Chess OCR: From Data to Deployment
Building a chess position recognition system from data collection to browser deployment for my module project at CAS AML Bern.
Introduction
Recognizing an entire board requires extensive training data. The simpler approach: split the board into 64 squares, classify each independently, then reconstruct the position. Output includes Lichess links for editing and analysis.

Assumptions:
- Single board per image, no perspective distortion
- Standard orientation: white squares at top-left and bottom-right corners
Dataset Collection
Ready-made chess image datasets are hard to find, probably because of copyright, so I had to make my own for private educational use. I used about 70 board images, removed borders, split them into 64 squares, and labeled the pieces. I also applied simple data augmentation like scaling, moving, and flipping to get more training data.

Key challenges:
- Class imbalance: Pawns appear far more frequently than kings or queens
- Positional bias: White kings typically occupy dark squares while black kings occupy light squares
- Style variation: Piece designs vary across books and publication periods, making it hard to cover all styles

Notebook: Data Preprocessing
Training
Representation Learning
For the CAS AML program, I trained both an autoencoder and SimCLR model to compare unsupervised learning approaches. Both used a simple CNN—faster to train, easier to visualize, and smaller to deploy than pretrained networks.
SimCLR separated pieces better in the embedding space, making it the better choice for classification.

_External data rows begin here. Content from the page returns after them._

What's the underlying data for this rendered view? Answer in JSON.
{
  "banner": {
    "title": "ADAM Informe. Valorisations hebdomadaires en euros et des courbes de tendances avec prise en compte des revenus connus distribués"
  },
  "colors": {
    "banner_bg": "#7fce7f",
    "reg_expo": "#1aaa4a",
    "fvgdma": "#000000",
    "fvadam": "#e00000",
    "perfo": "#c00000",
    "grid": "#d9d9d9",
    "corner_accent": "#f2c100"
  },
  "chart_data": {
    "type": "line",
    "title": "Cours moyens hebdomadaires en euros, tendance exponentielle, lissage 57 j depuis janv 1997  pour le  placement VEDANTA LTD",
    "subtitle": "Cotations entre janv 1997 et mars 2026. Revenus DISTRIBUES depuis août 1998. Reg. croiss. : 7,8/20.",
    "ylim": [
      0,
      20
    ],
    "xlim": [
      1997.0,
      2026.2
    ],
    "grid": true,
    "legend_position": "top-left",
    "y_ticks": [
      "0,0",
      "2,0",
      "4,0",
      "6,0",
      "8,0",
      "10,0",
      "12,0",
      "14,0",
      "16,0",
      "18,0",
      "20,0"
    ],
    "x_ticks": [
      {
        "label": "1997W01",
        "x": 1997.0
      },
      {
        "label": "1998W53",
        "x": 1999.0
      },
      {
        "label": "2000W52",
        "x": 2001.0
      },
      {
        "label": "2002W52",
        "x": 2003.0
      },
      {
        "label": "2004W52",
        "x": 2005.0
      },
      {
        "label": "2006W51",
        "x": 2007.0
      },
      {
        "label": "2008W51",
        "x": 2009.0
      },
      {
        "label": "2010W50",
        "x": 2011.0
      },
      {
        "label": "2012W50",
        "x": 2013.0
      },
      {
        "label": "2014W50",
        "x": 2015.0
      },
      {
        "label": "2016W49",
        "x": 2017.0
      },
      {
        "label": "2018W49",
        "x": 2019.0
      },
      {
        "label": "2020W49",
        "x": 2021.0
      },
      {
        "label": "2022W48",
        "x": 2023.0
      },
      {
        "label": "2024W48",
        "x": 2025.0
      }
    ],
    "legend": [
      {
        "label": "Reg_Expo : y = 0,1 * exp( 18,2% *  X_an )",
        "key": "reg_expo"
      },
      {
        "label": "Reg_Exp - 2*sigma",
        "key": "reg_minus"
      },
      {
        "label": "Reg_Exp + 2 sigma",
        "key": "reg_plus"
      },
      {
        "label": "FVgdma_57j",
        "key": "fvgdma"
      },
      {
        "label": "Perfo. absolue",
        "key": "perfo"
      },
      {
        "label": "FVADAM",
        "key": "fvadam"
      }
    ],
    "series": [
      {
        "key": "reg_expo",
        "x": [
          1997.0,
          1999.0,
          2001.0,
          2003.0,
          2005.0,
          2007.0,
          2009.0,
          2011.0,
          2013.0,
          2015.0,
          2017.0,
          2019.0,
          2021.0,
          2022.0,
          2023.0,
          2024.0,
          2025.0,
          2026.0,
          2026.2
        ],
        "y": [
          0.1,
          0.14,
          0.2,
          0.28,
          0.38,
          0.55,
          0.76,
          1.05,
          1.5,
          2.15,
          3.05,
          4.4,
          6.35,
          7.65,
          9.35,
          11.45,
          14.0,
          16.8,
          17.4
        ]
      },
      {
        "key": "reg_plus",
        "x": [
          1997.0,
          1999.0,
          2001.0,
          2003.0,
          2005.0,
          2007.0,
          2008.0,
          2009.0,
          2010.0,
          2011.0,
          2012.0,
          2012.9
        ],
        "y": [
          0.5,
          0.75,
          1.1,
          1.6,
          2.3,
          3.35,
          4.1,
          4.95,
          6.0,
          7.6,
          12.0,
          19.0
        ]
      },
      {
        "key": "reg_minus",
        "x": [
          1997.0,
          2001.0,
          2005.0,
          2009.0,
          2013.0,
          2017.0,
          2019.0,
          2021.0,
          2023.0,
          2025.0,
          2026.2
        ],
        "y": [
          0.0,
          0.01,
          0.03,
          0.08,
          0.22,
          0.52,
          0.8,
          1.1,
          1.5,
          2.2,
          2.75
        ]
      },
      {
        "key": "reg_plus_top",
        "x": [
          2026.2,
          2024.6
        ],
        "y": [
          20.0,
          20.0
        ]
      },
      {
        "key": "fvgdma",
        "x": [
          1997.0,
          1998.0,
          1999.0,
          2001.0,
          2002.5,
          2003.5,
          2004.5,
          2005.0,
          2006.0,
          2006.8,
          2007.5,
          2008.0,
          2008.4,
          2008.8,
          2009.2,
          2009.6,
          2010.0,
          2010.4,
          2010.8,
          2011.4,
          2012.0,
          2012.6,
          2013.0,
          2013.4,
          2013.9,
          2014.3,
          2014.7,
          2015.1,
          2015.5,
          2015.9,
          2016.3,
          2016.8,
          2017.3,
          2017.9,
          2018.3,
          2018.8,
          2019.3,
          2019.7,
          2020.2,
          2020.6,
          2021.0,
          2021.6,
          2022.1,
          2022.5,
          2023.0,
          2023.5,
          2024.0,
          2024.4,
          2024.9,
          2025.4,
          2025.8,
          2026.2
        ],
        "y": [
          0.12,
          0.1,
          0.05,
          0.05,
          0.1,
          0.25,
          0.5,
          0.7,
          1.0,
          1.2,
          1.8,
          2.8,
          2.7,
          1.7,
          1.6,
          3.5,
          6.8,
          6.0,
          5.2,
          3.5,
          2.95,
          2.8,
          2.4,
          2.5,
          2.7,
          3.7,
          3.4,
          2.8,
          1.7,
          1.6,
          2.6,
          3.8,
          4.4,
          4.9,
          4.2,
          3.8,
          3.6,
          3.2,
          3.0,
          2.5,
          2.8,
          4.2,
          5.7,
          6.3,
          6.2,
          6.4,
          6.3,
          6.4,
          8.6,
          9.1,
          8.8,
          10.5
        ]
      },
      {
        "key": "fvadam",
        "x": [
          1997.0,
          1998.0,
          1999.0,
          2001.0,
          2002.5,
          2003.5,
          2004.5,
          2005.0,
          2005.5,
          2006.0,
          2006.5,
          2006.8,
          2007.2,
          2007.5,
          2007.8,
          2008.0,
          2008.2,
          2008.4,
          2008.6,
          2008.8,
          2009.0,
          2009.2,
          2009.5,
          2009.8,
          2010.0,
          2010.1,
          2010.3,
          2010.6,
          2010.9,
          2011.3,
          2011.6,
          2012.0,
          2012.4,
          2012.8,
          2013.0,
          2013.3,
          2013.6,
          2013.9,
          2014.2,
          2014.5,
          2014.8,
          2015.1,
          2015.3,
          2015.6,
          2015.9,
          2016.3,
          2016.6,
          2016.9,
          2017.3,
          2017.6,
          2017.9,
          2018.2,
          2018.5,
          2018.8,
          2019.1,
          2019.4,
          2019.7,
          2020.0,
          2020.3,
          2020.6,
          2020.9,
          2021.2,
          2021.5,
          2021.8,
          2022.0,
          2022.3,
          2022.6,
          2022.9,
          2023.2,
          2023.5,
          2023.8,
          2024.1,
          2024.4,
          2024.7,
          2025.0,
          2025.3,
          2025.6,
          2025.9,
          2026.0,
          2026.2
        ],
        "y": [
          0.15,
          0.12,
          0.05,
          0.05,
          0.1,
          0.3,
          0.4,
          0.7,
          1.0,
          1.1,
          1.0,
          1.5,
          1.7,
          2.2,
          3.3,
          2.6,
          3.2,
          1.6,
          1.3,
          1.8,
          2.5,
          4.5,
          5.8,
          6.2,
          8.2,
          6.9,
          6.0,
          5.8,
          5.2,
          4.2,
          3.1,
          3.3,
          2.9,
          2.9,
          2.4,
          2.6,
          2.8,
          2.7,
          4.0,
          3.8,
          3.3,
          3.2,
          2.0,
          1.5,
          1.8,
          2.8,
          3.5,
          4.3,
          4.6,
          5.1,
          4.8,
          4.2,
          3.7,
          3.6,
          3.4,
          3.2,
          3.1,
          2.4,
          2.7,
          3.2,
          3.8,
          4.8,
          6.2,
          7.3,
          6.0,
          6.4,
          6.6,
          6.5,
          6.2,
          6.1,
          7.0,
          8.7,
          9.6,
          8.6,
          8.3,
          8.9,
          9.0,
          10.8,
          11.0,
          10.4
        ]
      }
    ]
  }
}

Autoencoder t-SNE projection

SimCLR t-SNE projection - better piece separation
Classification
I took the SimCLR encoder and added a classifier on top (13 classes: 6 white pieces, 6 black pieces, empty). Then trained three models—one on white squares, one on black squares, and one on both combined.
Two approaches are available in the dropdown: split uses separate models per color, single uses one model for everything. Split usually performs better.
Notebooks: Representation Learning · Classification
Deployment
The goal: no-cost solution, no accounts, no infrastructure. I tested three deployment options:
Railway
✗ Short trial period before requiring payment
Render
✓ Free tier available
✗ Cold starts >50 seconds after 15 minutes of inactivity
ONNX Runtime Web + Pyodide
✓ Runs entirely in browser
✓ No server costs
✓ Instant response, no cold starts
✗ Larger initial download
I chose browser deployment. Pyodide handles preprocessing (border removal, square extraction), ONNX Runtime Web runs the CNN models.
Try It!
Initializing...
Conclusion
This article shows a complete ML pipeline—from collecting data to running models in your browser. Try uploading different chess diagrams and you'll probably find some that don't work, especially boards with unusual piece styles or low-quality scans.
Some ideas for making it better:
- Generate synthetic data to cover more piece styles
- Try transfer learning with larger pretrained models
- Improve board detection with a pretrained model like YOLO or Mask R-CNN
- Check for illegal positions (missing kings, pawns on the back rank, etc.)